Friday, 21 November 2008

Intermission: The Dark Lady (2)



As suspected, there wasn't anything particularly revealing in the story my mother told. It turned out to be a wild and impossible farrago of persons, places and dates. Paring away the inessentials and non sequiturs, it seems likely that she bought it in Hampshire in the spring or summer of 1948 from a temporary bric-à-brac emporium, more a hut than a shop, somewhere between Fareham and Titchfield. When she passed the same way some time later, the place had disappeared, like The Moving Toyshop in Edmund Crispin's direly self-indulgent thriller. She said she'd paid £50 for it, which was a substantial sum in 1948. I think it's more likely that she paid £5. This was all she could remember about it.


But there's another mystery. If you blow up the image of the restored painting above, you may be able to see that although the new frame is perfectly straight, the edges of the canvas aren't. In fact the portrait has been cut a little irregularly from what must once have been a larger canvas, probably with a knife. It has then been glued on to a slightly larger stretcher, one of no great age, with another canvas already in place. So beneath The Dark Lady there may be another painting, which I expect only X-ray photography will reveal. Could The Dark Lady have been stolen from the portrait gallery of some great house? Was The Moving Bric-à-brac Emporium a receiver's outlet?

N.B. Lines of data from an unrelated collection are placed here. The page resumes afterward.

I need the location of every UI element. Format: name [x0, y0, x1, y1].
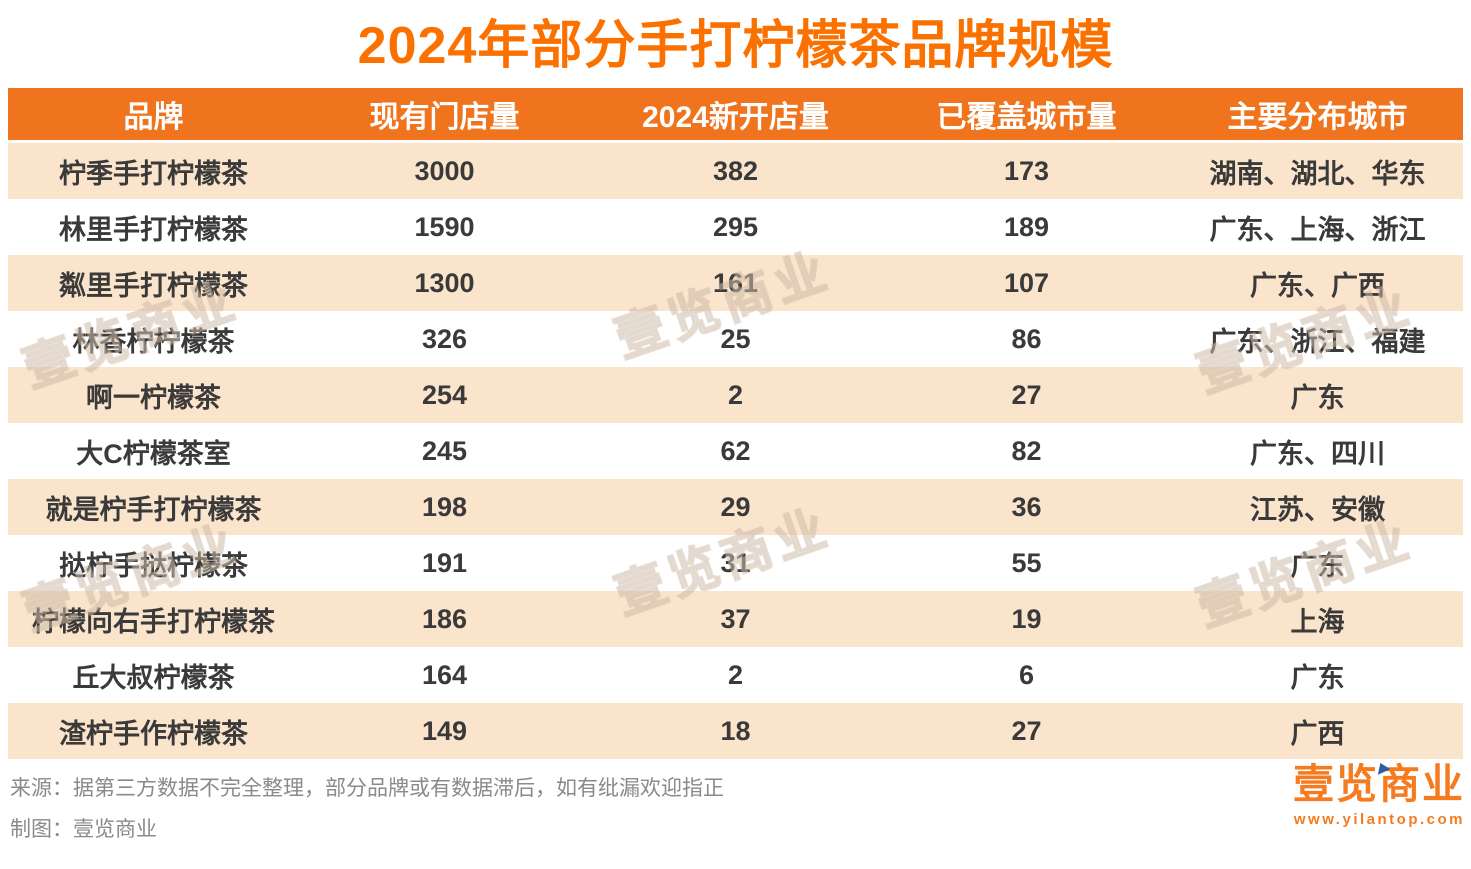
table-cell: 25	[720, 323, 751, 354]
table-row: 林里手打柠檬茶 1590 295 189 广东、上海、浙江	[8, 199, 1463, 255]
table-cell: 1300	[414, 267, 475, 298]
table-cell: 82	[1011, 435, 1042, 466]
table-cell: 1590	[414, 211, 475, 242]
brand-table: 品牌 现有门店量 2024新开店量 已覆盖城市量 主要分布城市柠季手打柠檬茶 3000 38…	[8, 88, 1463, 759]
table-cell: 18	[720, 715, 751, 746]
logo-lockup: 壹览商业	[1293, 760, 1465, 808]
table-cell: 326	[421, 323, 468, 354]
table-row: 啊一柠檬茶 254 2 27 广东	[8, 367, 1463, 423]
table-cell: 广东、广西	[1250, 270, 1385, 301]
table-cell: 3000	[414, 155, 475, 186]
table-cell: 广东	[1290, 382, 1345, 413]
table-header-row: 品牌 现有门店量 2024新开店量 已覆盖城市量 主要分布城市	[8, 88, 1463, 140]
table-cell: 2	[727, 659, 744, 690]
table-cell: 粼里手打柠檬茶	[59, 270, 248, 301]
table-header-cell: 2024新开店量	[642, 101, 829, 134]
table-cell: 107	[1003, 267, 1050, 298]
table-cell: 36	[1011, 491, 1042, 522]
table-cell: 2	[727, 379, 744, 410]
table-cell: 55	[1011, 547, 1042, 578]
table-cell: 186	[421, 603, 468, 634]
table-cell: 柠季手打柠檬茶	[59, 158, 248, 189]
page-title: 2024年部分手打柠檬茶品牌规模	[357, 17, 1114, 75]
table-cell: 丘大叔柠檬茶	[72, 662, 235, 693]
table-cell: 江苏、安徽	[1250, 494, 1385, 525]
table-cell: 林里手打柠檬茶	[59, 214, 248, 245]
table-cell: 19	[1011, 603, 1042, 634]
table-cell: 湖南、湖北、华东	[1209, 158, 1426, 189]
table-cell: 29	[720, 491, 751, 522]
table-row: 就是柠手打柠檬茶 198 29 36 江苏、安徽	[8, 479, 1463, 535]
table-header-cell: 已覆盖城市量	[936, 101, 1117, 134]
table-cell: 161	[712, 267, 759, 298]
table-cell: 27	[1011, 379, 1042, 410]
table-row: 丘大叔柠檬茶 164 2 6 广东	[8, 647, 1463, 703]
logo-text: 壹览商业	[1293, 761, 1465, 807]
yilan-logo: 壹览商业 www.yilantop.com	[1293, 760, 1465, 828]
logo-website: www.yilantop.com	[1293, 811, 1465, 828]
credit-note: 制图：壹览商业	[10, 818, 157, 841]
table-row: 柠檬向右手打柠檬茶 186 37 19 上海	[8, 591, 1463, 647]
table-cell: 31	[720, 547, 751, 578]
table-cell: 37	[720, 603, 751, 634]
table-cell: 啊一柠檬茶	[86, 382, 221, 413]
table-cell: 164	[421, 659, 468, 690]
table-cell: 广东、上海、浙江	[1209, 214, 1426, 245]
table-cell: 382	[712, 155, 759, 186]
table-header-cell: 主要分布城市	[1227, 101, 1408, 134]
table-cell: 86	[1011, 323, 1042, 354]
table-cell: 173	[1003, 155, 1050, 186]
table-cell: 柠檬向右手打柠檬茶	[32, 606, 275, 637]
table-cell: 295	[712, 211, 759, 242]
table-cell: 渣柠手作柠檬茶	[59, 718, 248, 749]
table-cell: 大C柠檬茶室	[76, 438, 231, 469]
table-cell: 广东	[1290, 662, 1345, 693]
table-cell: 149	[421, 715, 468, 746]
table-row: 渣柠手作柠檬茶 149 18 27 广西	[8, 703, 1463, 759]
table-cell: 198	[421, 491, 468, 522]
table-cell: 广西	[1290, 718, 1345, 749]
table-row: 挞柠手挞柠檬茶 191 31 55 广东	[8, 535, 1463, 591]
table-cell: 上海	[1290, 606, 1345, 637]
table-cell: 广东、浙江、福建	[1209, 326, 1426, 357]
table-cell: 254	[421, 379, 468, 410]
table-cell: 广东	[1290, 550, 1345, 581]
table-cell: 林香柠柠檬茶	[72, 326, 235, 357]
table-row: 柠季手打柠檬茶 3000 382 173 湖南、湖北、华东	[8, 143, 1463, 199]
table-header-cell: 品牌	[123, 101, 184, 134]
table-cell: 27	[1011, 715, 1042, 746]
table-row: 大C柠檬茶室 245 62 82 广东、四川	[8, 423, 1463, 479]
table-header-cell: 现有门店量	[369, 101, 520, 134]
footer-notes: 来源：据第三方数据不完全整理，部分品牌或有数据滞后，如有纰漏欢迎指正 制图：壹览…	[10, 768, 724, 850]
table-cell: 6	[1018, 659, 1035, 690]
table-row: 粼里手打柠檬茶 1300 161 107 广东、广西	[8, 255, 1463, 311]
table-cell: 245	[421, 435, 468, 466]
table-cell: 挞柠手挞柠檬茶	[59, 550, 248, 581]
table-cell: 191	[421, 547, 468, 578]
table-cell: 广东、四川	[1250, 438, 1385, 469]
source-note: 来源：据第三方数据不完全整理，部分品牌或有数据滞后，如有纰漏欢迎指正	[10, 777, 724, 800]
table-cell: 189	[1003, 211, 1050, 242]
table-cell: 62	[720, 435, 751, 466]
table-row: 林香柠柠檬茶 326 25 86 广东、浙江、福建	[8, 311, 1463, 367]
table-cell: 就是柠手打柠檬茶	[45, 494, 262, 525]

As we gathered last weekend, family opinion about the identity of The Dark Lady polarised neatly. The men thought it highly likely that she'd been debauched by some Restoration rake like the poet James Wilmot, Earl of Rochester, who'd done up his breeches, leapt on to his horse and galloped off whistling; hence her peevish expression. The women thought no, come off it, The Dark Lady is advertising her entirely respectable, indeed desirable, availability; if she looks constipated it's because her sell-by date is approaching far too fast.


We won't ever know, will we?

2 comments:

Dave said...

James Wilmot was debauched by a Restoration rake?

You live and learn.

Christopher Campbell-Howes said...

Yes, I put that in just to see if you were on your toes, and you didn't disappoint. It's a useful stratagem for sustaining interest among my PhD readers. Thank you, Dave.

(That is, if 'among' can be applied to any number less than two.)